Mit Fußballfans, so scheint es, lassen sich seit Dezember 2010 wunderbare Bedrohungsszenarien entwerfen, und wenn dann das Schlimmste ausbleibt, darf sich die Polizei dies als Verdienst anrechnen. Damals hielten sich die Ordnungshüter zumindest zu Beginn auffallend zurück, obwohl zuvor eine breite Mo­bilisierung stattgefunden hatte, noch dazu für einen Ort in unmittelbarer Nähe des Kremls. Dabei steht die strafrechtliche Aufarbeitung der Frage, wer die Verantwortung für die Dezem­berausschreitungen trägt, noch aus. Fest steht bislang lediglich, dass sich die fünf Angeklagten im jüngst begonnenen Prozess gegen die vermeintlichen Anstifter keineswegs durch die Zugehörigkeit zu organisierten Fanstrukturen auszeichnen – vielmehr stehen drei von ihnen dem Oppositionsbündnis »Das andere Russland« nahe, und wohl nicht ganz zufällig lautet einer der Anklagepunkte Widerstand gegen die Staatsgewalt.
Beim Sambo-Kämpfer Rasul Mirzajew handelt es sich indes unbestreitbar um den Täter. Eine Verurteilung wird womöglich nur infolge rassistisch motivierter Drohungen des rechten Mobs zustande kommen – es kommt schließlich immer darauf an, wer zuschlägt.

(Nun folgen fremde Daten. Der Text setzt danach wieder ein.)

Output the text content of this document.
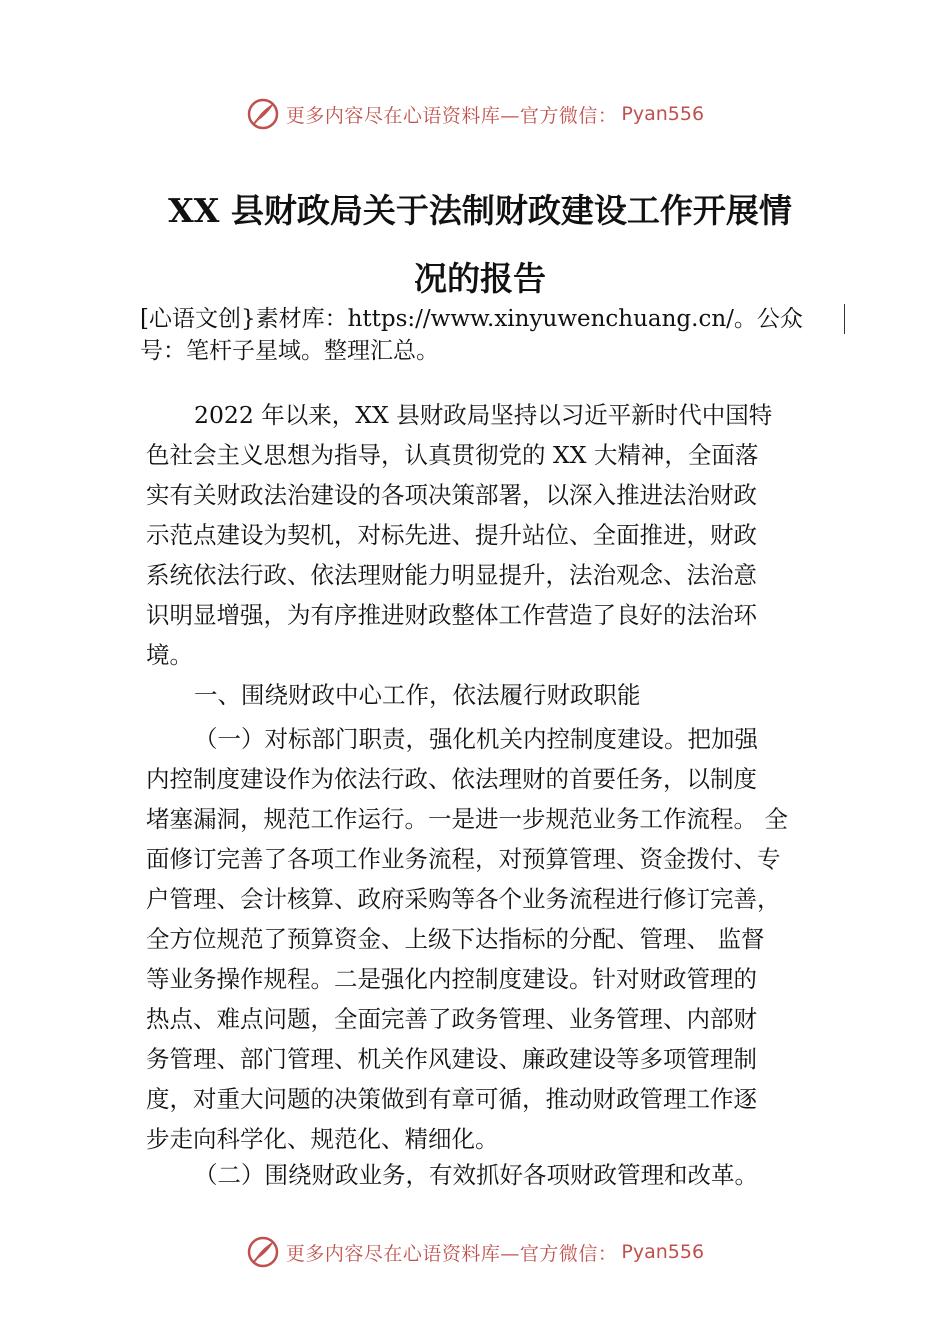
更多内容尽在心语资料库—官方微信： Pyan556
XX 县财政局关于法制财政建设工作开展情
况的报告
[心语文创}素材库：https://www.xinyuwenchuang.cn/。公众
号：笔杆子星域。整理汇总。
2022 年以来，XX 县财政局坚持以习近平新时代中国特
色社会主义思想为指导，认真贯彻党的 XX 大精神，全面落
实有关财政法治建设的各项决策部署，以深入推进法治财政
示范点建设为契机，对标先进、提升站位、全面推进，财政
系统依法行政、依法理财能力明显提升，法治观念、法治意
识明显增强，为有序推进财政整体工作营造了良好的法治环
境。
一、围绕财政中心工作，依法履行财政职能
（一）对标部门职责，强化机关内控制度建设。把加强
内控制度建设作为依法行政、依法理财的首要任务，以制度
堵塞漏洞，规范工作运行。一是进一步规范业务工作流程。 全
面修订完善了各项工作业务流程，对预算管理、资金拨付、专
户管理、会计核算、政府采购等各个业务流程进行修订完善，
全方位规范了预算资金、上级下达指标的分配、管理、 监督
等业务操作规程。二是强化内控制度建设。针对财政管理的
热点、难点问题，全面完善了政务管理、业务管理、内部财
务管理、部门管理、机关作风建设、廉政建设等多项管理制
度，对重大问题的决策做到有章可循，推动财政管理工作逐
步走向科学化、规范化、精细化。
（二）围绕财政业务，有效抓好各项财政管理和改革。
更多内容尽在心语资料库—官方微信： Pyan556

Weniger Durchschlagskraft zeigen Fußballfans, wenn es um Kritik oder gar die Unterbindung rassistischer Vorfälle gegenüber dunkelhäutigen Spielern in russischen Mannschaften geht. Anlässe gibt es jedenfalls zur Genüge. Unlängst ging der aus dem Senegal stammende Mittelfeldspieler Ibra Kébé mit seinen Erfahrungen im russischen Fußball an die Öffentlichkeit. Insbesondere dem Verein Spartak Moskau, für den er mehrere Jahre spielte, warf er ein durch und durch rassistisches Verhalten gegenüber seinen afrikanischen und brasilianischen Spielern vor. »Ich könnte ein ganzes Buch darüber schreiben, was dort alles vorgefallen ist«, zitierte ihn die Tageszeitung Sport-Express. Ständig sei er verächtlich behandelt worden, selbst seine Teamkollegen hätten ihn als »Affen« bezeichnet. »Aber das interessiert hier keinen.«
An der Richtigkeit von Kébés Aussage besteht kein Zweifel, trotz anderslautender offizieller Statements bei Skandalen, die sich nicht einfach vertuschen lassen. Unisono verurteilten Sportfunktionäre und die Clubleitung von Krylja Sowjetow in Samara beispielsweise einen Vorfall, bei dem Ende Juni ein Unbekannter bei einem Heimspiel dem Kapitän der dagestanischen Mannschaft von Anzhi Makhachkala, Roberto Carlos, von der Tribüne aus eine Banane zu­geworfen hatte. Der Brasilianer verließ empört das Spielfeld. Erstmals wurde damals immerhin laut über die Vergabe von Strafpunkten nachgedacht. Im März hatte sich eine ähnliche Szene beim Petersburger Club Zenit abgespielt, der Verein kam mit einer läppischen Disziplinarstrafe in Höhe von umgerechnet 7 500 Euro davon. Nun geht Zenit erstmals mit einem antirassistischen Werbespot hausieren, aber die Fans werden sich davon kaum beeindrucken lassen.